Integrated Risk Management and Wildfire Mitigation
As the workshop progressed, the focus turned to the intersection of technology and safety, specifically regarding wildfire mitigation. SEPA’s research indicates that technology only delivers maximum value when it is integrated into enterprise-wide operations rather than treated as a standalone tool.
Xcel Energy’s partnership with Schneider Electric was cited as a benchmark for this integrated approach. By creating "digital twins" of grid assets and combining them with vegetation intelligence and weather analytics, Xcel has moved from reactive outage response to proactive risk management. This allows the utility to adjust protection settings in real-time as fire weather conditions escalate. The ability to make "defensible decisions" based on real-time data is becoming a requirement for utilities operating in high-risk environments, and it represents a shift in discipline from asset management to enterprise-level risk mitigation.
Global Lessons and Imperfect Visibility
The final sessions of the workshop provided an international perspective, examining how European distribution system operators (DSOs) handle high levels of DER penetration. In countries like Denmark and the Netherlands, operators are successfully managing the grid despite having "imperfect visibility" at the edge.

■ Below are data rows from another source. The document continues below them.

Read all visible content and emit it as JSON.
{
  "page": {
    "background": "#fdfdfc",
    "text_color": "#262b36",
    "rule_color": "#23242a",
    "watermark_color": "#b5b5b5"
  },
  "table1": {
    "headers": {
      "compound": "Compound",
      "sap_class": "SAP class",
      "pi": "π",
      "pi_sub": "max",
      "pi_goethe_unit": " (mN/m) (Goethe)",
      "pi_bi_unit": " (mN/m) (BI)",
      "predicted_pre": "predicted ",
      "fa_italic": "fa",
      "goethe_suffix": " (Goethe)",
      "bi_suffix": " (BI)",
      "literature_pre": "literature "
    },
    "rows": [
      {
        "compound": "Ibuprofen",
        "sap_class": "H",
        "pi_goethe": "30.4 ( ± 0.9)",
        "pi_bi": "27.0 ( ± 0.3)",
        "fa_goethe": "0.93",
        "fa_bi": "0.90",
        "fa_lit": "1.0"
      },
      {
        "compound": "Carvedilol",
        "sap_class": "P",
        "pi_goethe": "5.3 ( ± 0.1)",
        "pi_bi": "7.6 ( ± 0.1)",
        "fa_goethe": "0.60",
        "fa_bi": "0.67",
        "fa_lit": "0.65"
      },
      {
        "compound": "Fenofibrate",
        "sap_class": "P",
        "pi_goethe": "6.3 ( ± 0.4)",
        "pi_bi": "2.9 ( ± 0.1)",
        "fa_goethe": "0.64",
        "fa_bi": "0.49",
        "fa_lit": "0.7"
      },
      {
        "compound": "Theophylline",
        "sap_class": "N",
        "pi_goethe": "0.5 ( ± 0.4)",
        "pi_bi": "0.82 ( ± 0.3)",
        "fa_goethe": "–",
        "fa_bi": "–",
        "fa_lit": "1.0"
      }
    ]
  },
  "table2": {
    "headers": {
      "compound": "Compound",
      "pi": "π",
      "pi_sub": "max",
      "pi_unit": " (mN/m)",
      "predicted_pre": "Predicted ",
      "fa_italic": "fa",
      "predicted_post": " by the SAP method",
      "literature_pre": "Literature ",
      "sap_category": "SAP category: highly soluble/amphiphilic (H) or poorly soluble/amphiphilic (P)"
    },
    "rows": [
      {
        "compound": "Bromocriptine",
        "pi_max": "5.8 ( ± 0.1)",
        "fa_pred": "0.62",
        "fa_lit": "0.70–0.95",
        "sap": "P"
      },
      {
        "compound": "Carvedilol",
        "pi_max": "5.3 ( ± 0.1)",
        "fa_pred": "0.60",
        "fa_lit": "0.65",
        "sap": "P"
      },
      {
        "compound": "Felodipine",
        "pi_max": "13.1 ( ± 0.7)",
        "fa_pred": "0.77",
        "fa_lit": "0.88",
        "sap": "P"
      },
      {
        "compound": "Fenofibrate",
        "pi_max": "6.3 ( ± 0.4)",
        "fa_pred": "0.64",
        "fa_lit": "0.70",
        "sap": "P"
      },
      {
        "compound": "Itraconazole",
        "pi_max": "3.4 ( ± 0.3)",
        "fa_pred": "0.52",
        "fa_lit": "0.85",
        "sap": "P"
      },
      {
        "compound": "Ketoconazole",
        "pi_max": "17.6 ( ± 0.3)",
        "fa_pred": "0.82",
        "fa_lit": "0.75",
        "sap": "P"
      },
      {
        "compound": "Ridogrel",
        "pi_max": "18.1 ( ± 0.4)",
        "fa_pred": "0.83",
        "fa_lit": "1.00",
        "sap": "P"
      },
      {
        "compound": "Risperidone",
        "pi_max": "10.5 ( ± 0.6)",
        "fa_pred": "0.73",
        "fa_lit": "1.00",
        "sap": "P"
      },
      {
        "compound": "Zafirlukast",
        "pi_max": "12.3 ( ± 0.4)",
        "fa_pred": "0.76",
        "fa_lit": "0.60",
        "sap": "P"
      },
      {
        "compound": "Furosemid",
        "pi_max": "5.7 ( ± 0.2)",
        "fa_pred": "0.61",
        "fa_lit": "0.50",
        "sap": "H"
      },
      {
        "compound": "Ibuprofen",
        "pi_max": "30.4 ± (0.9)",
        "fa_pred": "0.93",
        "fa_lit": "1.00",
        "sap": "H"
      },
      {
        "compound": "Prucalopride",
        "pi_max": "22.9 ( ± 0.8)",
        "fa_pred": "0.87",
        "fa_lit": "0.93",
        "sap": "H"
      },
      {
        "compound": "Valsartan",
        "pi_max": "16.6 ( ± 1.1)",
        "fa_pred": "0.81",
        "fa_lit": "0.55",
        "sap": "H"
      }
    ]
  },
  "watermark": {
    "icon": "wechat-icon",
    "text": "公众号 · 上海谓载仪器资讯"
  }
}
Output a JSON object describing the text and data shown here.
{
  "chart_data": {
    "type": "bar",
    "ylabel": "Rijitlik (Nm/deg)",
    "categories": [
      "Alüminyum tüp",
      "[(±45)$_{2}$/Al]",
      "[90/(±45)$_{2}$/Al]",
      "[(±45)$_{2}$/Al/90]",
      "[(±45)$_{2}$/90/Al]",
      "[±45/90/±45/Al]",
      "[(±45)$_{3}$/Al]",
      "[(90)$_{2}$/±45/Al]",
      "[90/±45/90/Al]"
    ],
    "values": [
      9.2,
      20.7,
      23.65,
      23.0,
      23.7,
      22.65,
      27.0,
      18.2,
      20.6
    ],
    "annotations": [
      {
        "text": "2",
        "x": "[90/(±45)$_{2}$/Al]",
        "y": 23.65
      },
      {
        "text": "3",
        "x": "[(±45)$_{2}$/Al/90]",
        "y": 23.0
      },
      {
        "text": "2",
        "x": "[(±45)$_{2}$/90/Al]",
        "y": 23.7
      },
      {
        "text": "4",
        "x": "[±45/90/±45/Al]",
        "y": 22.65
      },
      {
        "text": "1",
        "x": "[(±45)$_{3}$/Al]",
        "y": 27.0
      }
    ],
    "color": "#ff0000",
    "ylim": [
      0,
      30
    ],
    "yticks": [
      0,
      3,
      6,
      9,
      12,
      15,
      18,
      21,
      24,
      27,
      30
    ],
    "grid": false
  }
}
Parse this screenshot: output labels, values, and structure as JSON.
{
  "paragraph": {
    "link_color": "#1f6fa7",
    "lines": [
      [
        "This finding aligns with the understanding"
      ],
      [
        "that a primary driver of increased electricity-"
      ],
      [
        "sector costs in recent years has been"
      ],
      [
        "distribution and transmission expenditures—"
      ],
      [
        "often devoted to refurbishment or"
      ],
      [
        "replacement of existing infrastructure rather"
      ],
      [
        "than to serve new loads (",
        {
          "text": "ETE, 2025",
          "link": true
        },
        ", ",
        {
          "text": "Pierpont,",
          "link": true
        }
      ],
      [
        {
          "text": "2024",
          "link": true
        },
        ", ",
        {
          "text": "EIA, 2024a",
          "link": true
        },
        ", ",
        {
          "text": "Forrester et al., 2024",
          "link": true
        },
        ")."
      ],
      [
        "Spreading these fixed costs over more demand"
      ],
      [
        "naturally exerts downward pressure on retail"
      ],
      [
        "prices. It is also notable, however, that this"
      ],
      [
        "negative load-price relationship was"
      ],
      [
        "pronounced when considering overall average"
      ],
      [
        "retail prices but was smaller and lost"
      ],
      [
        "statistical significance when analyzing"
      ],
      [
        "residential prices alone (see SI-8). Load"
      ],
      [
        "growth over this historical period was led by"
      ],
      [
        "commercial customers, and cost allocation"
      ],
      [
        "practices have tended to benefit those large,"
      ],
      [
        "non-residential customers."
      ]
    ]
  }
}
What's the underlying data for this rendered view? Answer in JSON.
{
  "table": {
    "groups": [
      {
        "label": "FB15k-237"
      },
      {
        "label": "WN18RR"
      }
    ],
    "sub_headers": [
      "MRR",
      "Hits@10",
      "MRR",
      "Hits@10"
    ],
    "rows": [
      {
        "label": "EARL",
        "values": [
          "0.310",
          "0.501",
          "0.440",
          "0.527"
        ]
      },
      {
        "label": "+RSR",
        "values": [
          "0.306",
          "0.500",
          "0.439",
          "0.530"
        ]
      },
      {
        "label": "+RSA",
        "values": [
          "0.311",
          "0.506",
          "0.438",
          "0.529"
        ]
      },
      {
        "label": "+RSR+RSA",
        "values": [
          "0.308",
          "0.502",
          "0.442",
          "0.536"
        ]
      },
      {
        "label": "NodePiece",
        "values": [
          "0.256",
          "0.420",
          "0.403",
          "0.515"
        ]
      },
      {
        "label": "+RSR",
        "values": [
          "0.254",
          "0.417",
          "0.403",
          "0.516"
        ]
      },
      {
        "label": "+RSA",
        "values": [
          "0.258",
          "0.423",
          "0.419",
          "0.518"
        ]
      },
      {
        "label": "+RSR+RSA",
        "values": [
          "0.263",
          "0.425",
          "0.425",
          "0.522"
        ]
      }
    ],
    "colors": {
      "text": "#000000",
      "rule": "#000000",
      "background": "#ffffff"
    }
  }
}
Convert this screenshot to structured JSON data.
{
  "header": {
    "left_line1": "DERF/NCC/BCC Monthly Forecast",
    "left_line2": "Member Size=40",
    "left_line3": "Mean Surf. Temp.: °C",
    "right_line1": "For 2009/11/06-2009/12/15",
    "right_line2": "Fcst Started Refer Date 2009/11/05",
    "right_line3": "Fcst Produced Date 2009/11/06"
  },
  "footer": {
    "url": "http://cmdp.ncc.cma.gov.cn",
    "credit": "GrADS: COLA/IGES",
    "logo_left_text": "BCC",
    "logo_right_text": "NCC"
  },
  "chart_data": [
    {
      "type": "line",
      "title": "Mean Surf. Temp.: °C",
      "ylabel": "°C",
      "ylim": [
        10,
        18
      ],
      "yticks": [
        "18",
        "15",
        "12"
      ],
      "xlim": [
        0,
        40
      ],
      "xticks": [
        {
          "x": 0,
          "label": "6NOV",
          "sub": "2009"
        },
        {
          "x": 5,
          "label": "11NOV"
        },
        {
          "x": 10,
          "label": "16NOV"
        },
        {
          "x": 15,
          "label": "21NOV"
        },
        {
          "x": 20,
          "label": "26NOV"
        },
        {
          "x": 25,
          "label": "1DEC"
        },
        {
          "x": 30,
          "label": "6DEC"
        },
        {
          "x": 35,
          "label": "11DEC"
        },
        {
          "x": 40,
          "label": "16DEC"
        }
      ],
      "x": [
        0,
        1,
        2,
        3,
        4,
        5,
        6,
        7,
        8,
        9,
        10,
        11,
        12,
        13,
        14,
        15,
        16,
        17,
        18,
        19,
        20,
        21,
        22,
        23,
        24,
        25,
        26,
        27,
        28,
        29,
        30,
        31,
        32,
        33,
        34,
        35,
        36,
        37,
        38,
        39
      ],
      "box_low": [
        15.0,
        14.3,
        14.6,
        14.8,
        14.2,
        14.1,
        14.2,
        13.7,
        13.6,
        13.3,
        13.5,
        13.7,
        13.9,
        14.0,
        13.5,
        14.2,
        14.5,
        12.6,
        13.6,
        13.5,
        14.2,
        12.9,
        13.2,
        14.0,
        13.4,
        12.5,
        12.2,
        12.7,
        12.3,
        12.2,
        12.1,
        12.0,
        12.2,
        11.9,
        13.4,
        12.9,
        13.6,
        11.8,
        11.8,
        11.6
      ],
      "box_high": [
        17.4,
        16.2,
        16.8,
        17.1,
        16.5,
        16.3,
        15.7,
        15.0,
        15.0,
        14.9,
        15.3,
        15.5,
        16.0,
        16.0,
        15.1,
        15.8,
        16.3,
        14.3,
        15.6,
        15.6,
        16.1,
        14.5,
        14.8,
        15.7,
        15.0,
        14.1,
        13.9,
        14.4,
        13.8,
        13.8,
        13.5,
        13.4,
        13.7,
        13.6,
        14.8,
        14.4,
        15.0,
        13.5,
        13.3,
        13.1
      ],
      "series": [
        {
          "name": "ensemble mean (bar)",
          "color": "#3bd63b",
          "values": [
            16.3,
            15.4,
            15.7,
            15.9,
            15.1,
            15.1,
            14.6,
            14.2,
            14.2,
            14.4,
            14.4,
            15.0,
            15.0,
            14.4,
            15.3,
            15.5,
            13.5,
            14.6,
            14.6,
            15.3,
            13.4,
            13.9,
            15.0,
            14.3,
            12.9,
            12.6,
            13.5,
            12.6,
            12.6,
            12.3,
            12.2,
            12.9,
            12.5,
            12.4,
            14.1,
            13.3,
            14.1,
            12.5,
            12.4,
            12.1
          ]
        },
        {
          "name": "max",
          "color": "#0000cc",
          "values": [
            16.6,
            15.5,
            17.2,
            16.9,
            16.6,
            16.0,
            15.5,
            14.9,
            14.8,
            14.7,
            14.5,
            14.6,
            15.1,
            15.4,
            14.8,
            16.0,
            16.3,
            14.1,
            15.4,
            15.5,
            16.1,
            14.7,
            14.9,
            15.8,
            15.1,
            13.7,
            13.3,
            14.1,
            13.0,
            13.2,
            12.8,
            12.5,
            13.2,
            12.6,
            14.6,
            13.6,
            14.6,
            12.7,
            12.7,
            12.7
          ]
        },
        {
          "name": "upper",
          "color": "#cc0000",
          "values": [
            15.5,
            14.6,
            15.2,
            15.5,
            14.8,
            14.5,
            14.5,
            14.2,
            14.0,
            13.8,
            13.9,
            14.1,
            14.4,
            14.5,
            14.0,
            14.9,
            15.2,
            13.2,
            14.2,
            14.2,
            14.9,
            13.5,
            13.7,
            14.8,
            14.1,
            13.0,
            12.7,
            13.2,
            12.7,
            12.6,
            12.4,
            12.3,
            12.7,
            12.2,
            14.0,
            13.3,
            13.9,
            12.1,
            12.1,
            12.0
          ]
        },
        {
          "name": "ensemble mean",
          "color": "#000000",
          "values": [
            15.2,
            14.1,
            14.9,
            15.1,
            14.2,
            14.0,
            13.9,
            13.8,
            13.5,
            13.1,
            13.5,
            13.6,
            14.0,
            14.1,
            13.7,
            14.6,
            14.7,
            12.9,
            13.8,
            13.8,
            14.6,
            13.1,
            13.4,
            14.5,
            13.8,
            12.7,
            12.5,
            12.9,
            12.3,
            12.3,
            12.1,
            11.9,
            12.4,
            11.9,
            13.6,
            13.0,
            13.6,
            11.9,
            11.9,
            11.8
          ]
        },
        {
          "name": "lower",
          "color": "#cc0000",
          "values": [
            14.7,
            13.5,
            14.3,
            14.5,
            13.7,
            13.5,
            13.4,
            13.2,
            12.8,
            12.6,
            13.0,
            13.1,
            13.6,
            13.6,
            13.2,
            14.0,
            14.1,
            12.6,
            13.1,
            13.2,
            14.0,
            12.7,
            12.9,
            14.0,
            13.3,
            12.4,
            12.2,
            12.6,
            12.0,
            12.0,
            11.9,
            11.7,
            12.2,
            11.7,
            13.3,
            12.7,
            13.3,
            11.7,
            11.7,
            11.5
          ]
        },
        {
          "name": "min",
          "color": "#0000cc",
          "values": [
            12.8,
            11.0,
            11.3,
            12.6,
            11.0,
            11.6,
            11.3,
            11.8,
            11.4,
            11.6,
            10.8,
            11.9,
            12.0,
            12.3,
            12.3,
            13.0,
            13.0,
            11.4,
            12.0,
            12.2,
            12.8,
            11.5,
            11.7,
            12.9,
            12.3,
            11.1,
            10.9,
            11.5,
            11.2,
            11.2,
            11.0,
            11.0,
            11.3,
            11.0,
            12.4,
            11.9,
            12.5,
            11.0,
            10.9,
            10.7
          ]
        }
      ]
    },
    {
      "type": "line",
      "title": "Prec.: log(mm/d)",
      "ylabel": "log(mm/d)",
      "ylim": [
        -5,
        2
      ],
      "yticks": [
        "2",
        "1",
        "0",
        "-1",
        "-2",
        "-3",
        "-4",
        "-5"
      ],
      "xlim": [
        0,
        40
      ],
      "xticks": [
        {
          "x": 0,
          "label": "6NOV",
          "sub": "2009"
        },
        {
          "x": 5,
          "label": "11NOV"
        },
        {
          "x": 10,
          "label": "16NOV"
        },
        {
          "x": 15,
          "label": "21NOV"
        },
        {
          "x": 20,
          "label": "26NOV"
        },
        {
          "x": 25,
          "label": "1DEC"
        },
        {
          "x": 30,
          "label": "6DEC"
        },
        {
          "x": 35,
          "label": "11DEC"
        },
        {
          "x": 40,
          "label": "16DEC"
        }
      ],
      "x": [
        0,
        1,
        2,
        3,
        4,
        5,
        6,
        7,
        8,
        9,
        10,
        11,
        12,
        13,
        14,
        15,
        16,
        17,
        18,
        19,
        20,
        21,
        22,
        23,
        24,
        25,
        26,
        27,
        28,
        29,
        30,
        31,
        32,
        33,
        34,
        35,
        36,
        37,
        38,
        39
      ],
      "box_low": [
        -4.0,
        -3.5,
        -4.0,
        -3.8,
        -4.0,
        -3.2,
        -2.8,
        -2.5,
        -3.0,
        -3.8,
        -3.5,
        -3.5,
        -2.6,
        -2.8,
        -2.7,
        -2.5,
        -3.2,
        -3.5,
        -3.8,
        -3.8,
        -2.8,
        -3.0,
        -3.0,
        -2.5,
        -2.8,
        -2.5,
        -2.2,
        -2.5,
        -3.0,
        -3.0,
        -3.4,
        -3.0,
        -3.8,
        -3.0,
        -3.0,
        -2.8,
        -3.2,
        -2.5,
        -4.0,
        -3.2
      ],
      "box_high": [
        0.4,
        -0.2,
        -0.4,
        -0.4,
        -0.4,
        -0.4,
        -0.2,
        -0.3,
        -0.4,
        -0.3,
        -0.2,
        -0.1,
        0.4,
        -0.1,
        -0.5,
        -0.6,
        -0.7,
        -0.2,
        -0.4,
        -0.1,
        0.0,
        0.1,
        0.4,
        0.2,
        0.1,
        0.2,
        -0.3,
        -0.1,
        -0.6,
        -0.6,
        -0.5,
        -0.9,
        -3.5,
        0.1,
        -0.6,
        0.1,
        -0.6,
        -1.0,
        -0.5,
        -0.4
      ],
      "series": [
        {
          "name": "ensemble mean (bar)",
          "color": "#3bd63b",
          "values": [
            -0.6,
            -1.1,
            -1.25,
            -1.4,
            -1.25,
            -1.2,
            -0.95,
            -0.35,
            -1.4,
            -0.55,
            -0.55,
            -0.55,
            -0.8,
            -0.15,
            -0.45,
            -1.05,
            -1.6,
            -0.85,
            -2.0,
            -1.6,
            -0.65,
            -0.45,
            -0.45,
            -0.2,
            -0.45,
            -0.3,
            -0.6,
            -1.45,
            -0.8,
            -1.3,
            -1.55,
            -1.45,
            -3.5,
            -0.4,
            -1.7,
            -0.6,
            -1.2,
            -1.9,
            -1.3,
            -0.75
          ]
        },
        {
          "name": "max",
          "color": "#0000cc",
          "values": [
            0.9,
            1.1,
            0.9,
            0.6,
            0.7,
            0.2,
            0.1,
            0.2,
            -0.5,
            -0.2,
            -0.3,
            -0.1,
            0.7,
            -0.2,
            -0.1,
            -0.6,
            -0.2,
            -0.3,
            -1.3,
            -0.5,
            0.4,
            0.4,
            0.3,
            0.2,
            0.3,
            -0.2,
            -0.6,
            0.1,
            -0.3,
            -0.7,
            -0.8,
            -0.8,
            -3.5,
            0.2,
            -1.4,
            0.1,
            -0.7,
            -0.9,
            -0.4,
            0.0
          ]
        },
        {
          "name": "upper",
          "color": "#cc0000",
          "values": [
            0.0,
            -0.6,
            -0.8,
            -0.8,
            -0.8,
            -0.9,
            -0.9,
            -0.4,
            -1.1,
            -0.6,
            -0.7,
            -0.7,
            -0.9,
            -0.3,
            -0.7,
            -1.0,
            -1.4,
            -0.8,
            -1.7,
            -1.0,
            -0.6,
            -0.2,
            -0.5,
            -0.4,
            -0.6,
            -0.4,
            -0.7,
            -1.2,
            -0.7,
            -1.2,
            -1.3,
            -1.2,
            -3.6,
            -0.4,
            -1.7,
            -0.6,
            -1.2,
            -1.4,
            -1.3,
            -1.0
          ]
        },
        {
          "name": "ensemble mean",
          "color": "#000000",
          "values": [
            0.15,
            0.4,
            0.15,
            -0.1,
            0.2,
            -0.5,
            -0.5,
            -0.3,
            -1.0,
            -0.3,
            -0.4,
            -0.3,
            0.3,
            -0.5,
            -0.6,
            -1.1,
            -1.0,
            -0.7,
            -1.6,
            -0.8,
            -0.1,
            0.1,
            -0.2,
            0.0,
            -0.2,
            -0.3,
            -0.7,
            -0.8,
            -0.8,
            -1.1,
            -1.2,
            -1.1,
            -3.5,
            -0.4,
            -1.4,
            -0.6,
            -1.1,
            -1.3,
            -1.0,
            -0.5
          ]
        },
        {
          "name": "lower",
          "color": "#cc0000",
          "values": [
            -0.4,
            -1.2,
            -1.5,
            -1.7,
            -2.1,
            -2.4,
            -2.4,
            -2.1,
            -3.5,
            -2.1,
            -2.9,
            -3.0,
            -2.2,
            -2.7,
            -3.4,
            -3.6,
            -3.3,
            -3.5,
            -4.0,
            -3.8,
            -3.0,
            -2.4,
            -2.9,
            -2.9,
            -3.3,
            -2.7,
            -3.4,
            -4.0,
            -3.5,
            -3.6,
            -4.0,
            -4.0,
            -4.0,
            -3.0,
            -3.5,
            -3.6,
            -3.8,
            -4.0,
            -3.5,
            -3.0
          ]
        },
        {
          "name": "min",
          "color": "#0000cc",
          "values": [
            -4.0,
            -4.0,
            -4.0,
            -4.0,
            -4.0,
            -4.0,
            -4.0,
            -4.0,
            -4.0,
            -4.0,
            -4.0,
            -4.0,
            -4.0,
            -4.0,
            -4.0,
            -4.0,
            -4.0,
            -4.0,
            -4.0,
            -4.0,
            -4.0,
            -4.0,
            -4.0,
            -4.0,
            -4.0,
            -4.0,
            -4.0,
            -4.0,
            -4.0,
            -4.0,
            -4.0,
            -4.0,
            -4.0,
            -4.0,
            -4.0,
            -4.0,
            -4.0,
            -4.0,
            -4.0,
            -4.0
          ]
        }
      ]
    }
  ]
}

Companies like Sensewaves are bridging this gap by using basic meter data and AI to infer grid conditions where advanced sensors may be lacking. This "operating with what you have" philosophy resonated with U.S. utility attendees, many of whom are struggling to balance the need for more data with the cost of deploying new sensors across vast service territories.
Analysis of Institutional Barriers and the Path Forward
The overarching conclusion of the SEPA Bridging Innovation workshop was that the primary barrier to a modern, resilient grid is no longer technological. The tools—ranging from smart panels to AI-driven forecasting—are available and proven. The remaining hurdles are institutional and cultural.
For a century, the utility industry has been incentivized to build. Shifting to a model that rewards "operating smarter" requires a total realignment of utility planning, operations, and regulatory governance. It requires earning customer trust, as consumers must feel "protected, not controlled" when they allow utilities to manage their thermostats or EV chargers.
The differentiator for successful utilities in the late 2020s will be operational capability. This includes the ability to integrate disparate data sets into a single operational view, the agility to align DER programs with daily grid planning, and the transparency to build confidence with regulators.

SEPA has announced that the Bridging Innovation series will continue at RE+ in Las Vegas on November 18, 2026. Furthermore, an executive fact-finding mission to Norway is scheduled for 2026 to study international best practices in clean energy transition. These initiatives reflect a growing recognition that the U.S. power sector must look beyond its borders and its traditional comfort zones to solve the challenges of the modern era.
In an environment defined by accelerating load growth and climate volatility, the most prudent investment is often the one that maximizes the efficiency of existing infrastructure. The transition from a "build-more" to a "utilize-better" strategy is not merely a technical adjustment; it is the defining evolution of the 21st-century electric grid. As utilities move forward, their success will be measured not by the size of their rate base, but by their ability to provide affordable, resilient power through the intelligent orchestration of a distributed and dynamic energy ecosystem.